Germain A, Shear MK, Hall M, Buysse DJ. Behav. Res. Ther. 2007; 45(3): 627-632.

Affiliation

Department of Psychiatry, University of Pittsburgh School of Medicine, PA, USA. germaina@upmc.edu

Copyright

(Copyright © 2007, Elsevier Publishing)

DOI

10.1016/j.brat.2006.04.009

PMID

16777060

Abstract

OBJECTIVE: Sleep disturbances are a core feature of post-traumatic stress disorder (PTSD), and are often resistant to first-line pharmacological and psychological PTSD interventions.
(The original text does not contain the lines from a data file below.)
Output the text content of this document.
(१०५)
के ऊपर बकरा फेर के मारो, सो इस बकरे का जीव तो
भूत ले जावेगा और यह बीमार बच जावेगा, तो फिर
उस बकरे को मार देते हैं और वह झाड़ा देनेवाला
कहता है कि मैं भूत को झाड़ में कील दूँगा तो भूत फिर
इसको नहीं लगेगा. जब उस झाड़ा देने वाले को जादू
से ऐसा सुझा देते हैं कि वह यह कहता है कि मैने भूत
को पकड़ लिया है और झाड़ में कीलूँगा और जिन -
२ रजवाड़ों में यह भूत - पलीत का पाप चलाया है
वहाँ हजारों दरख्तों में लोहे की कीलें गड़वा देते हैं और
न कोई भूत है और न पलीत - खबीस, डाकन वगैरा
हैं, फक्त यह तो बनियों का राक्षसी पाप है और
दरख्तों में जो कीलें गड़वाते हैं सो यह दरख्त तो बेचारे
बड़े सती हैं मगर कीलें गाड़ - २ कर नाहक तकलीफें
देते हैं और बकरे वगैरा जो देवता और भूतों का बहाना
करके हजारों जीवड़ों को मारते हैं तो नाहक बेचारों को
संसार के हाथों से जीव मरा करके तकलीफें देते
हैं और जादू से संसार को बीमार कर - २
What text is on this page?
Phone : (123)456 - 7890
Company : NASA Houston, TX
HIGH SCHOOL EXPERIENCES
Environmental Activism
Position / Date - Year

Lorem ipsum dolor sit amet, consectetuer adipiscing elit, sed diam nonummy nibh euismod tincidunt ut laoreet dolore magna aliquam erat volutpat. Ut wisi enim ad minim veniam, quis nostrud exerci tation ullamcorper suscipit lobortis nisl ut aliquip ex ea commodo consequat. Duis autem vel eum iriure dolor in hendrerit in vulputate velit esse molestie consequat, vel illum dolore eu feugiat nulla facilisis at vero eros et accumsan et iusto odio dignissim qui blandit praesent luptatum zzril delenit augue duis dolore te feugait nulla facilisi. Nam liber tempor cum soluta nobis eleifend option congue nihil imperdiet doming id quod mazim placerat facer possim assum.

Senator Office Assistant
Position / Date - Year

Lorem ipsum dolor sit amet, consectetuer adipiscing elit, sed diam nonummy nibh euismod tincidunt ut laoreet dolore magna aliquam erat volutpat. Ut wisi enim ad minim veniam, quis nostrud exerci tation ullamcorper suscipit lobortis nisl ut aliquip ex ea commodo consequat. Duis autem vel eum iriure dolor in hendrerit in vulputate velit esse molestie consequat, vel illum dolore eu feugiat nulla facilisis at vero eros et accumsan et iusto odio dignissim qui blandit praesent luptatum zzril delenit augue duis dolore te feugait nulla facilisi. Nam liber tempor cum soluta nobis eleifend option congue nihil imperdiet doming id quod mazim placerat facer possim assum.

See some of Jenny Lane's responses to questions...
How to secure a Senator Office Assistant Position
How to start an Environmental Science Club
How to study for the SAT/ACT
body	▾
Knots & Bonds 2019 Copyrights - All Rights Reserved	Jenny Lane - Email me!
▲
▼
The goal of this pilot study was to explore the effects of a very brief intervention for PTSD-related nightmares and insomnia in victims of violent crimes with PTSD. METHODS: Seven adult victims of violent crimes with a current diagnosis of PTSD received a single, 90-min intervention session that used cognitive-behavioral techniques aimed at reducing post-traumatic nightmares and insomnia. Sleep diary measures, and measures of sleep quality, PTSD severity, anxiety, and depression were completed at baseline and 6 weeks post-intervention. RESULTS: Improvements in self-report and sleep diary measures of sleep quality and dream frequency were observed post-intervention. Clinically meaningful reductions in daytime PTSD symptom severity were also observed. CONCLUSIONS: A very brief behavioral intervention targeting post-traumatic nightmares and insomnia was associated with significant improvements in sleep and daytime PTSD symptom severity. Brief sleep-focused intervention may be helpful adjuncts to first-line PTSD treatments.